PS Currently there is no AppleScript support (not that I was expecting any:-), but there is this: in the application’s info.plist (look inside the application’s package contents):
<key>NSAppleScriptEnabled</key>
<string>YES</string>
Which means that Google Earth gets listed as scriptable. And that’s indeed the case. When you try to open the Dictionary via Script Editor, however, nothing happens.
PPS When downloading a KML or KMZ file in Firefox for the first time, it will ask you if you want to open it automatically in a certain application. This way, future clicks on KML or KMZ files on the web will open them directly in Google Earth.
If you are downloading KML or KMZ files from Safari and want them to open automatically in Google Earth, you are apparently out of luck.
PPPS For reference’s sake, this version of Google Earth for Mac is 3.1.0371.0 (beta), built on December 1, 2005.
Google Earth for OS X, III
Florida’s Jaron Brass actually reviews a Beta of Google Earth for Mac. A few bugs remain, he says, but it otherwise coasts along nicely. (It might help that he has a tricked-out G5 Quad PowerMac.)
[Update 10:18 UTC: Here’s another, briefer review, which notes that performance on the PowerBook is apparently fine as well.]
Google Earth for OS X, II
Browsing through AppleInsider’s image gallery of Google Earth for OSX screenshots, I came across the About box. Note the line “Operating System: Mac OS X”, which to me suggests that the application is the product of a multi-platform development effort. This would gel with the look and feel of the buttons in the other screenshots, which some commenters on the AppleInsider article have said looks like earlier versions of the OS, circa 10.1 and 10.2. To me, however, it looks more like an X11- or Java-based application (just like WW2D, in fact). I could be wrong, though:-)
Google Earth for Mac OS X almost here, with screenshots!
Earlier this month, a pre-release version of Google Earth for Mac OS X that uses OpenGL rendering reportedly began making the rounds overseas.
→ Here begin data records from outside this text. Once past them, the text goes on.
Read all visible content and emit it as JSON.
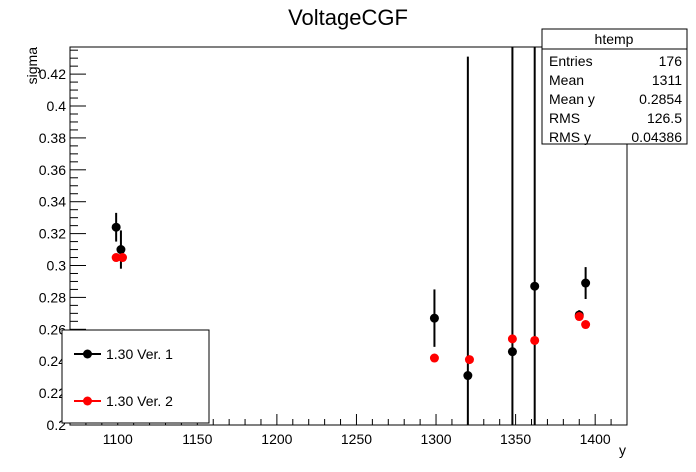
{
  "chart_data": {
    "type": "scatter",
    "title": "VoltageCGF",
    "xlabel": "y",
    "ylabel": "sigma",
    "xlim": [
      1070,
      1420
    ],
    "ylim": [
      0.2,
      0.437
    ],
    "x_ticks": [
      1100,
      1150,
      1200,
      1250,
      1300,
      1350,
      1400
    ],
    "x_tick_labels": [
      "1100",
      "1150",
      "1200",
      "1250",
      "1300",
      "1350",
      "1400"
    ],
    "y_ticks": [
      0.2,
      0.22,
      0.24,
      0.26,
      0.28,
      0.3,
      0.32,
      0.34,
      0.36,
      0.38,
      0.4,
      0.42
    ],
    "y_tick_labels": [
      "0.2",
      "0.22",
      "0.24",
      "0.26",
      "0.28",
      "0.3",
      "0.32",
      "0.34",
      "0.36",
      "0.38",
      "0.4",
      "0.42"
    ],
    "grid": false,
    "legend_position": "bottom-left",
    "series": [
      {
        "name": "1.30 Ver. 1",
        "color": "#000000",
        "points": [
          {
            "x": 1099,
            "y": 0.324,
            "err": 0.009
          },
          {
            "x": 1102,
            "y": 0.31,
            "err": 0.012
          },
          {
            "x": 1299,
            "y": 0.267,
            "err": 0.018
          },
          {
            "x": 1320,
            "y": 0.231,
            "err": 0.2
          },
          {
            "x": 1348,
            "y": 0.246,
            "err": 0.2
          },
          {
            "x": 1362,
            "y": 0.287,
            "err": 0.2
          },
          {
            "x": 1390,
            "y": 0.269,
            "err": 0.003
          },
          {
            "x": 1394,
            "y": 0.289,
            "err": 0.01
          }
        ]
      },
      {
        "name": "1.30 Ver. 2",
        "color": "#ff0000",
        "points": [
          {
            "x": 1099,
            "y": 0.305
          },
          {
            "x": 1103,
            "y": 0.305
          },
          {
            "x": 1299,
            "y": 0.242
          },
          {
            "x": 1321,
            "y": 0.241
          },
          {
            "x": 1348,
            "y": 0.254
          },
          {
            "x": 1362,
            "y": 0.253
          },
          {
            "x": 1390,
            "y": 0.268
          },
          {
            "x": 1394,
            "y": 0.263
          }
        ]
      }
    ],
    "stats_box": {
      "title": "htemp",
      "rows": [
        {
          "label": "Entries",
          "value": "176"
        },
        {
          "label": "Mean",
          "value": "1311"
        },
        {
          "label": "Mean y",
          "value": "0.2854"
        },
        {
          "label": "RMS",
          "value": "126.5"
        },
        {
          "label": "RMS y",
          "value": "0.04386"
        }
      ]
    }
  }
}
The 40MB application packs a hefty set of preferences, allowing users to tweak detail and color, and control the speed of their “flights.”
Reportedly? It’s the first I’ve heard of it. The article mentions “sources” who confirm what Google has already publicly promised — that a Mac OS X version is underway. But the proof would appear to be in the screenshot (large), helpfully centered on the Cupertino campus.
You’ll notice the layout is practically identical to the PC version, but with Mac-like control buttons. At 40MB, the application would also be significantly larger than the 13MB PC version. There’s an outside chance this is a hoax, of course. But an avid Mac user myself, I’m certainly hoping this gets onto my Mac by Xmas.
Considering that Microsoft Live Local doesn’t even work on Safari, Google can expect an enthusiastic adoption of GEOSX by Mac users. (Content-wise, Live Local’s maps of Europe now easily beat Google Maps, though.)
I’m quite glad Google’s business model is advertising-driven, in the main, because this kind of model has to be platform neutral to be effective. It’s why there won’t be an ESRI ArcGis Explorer for Mac. Microsoft, on the other hand, is about making its operating system as attractive as possible to potential customers, and finding synergies among its products. Platform agnosticism in their customers is what they’d rather not have.
Google Earth data update, with massive improvements for the UK
A post on the official Google Earth Community has the details: A large chunk of the UK is now in 6-inch resolution, there are further updated or improved images for Sydney, Cairo, Mexico City, Quito and Bangalore, among others, at 0.7m resolution, and much more. You need to restart Google Earth to benefit.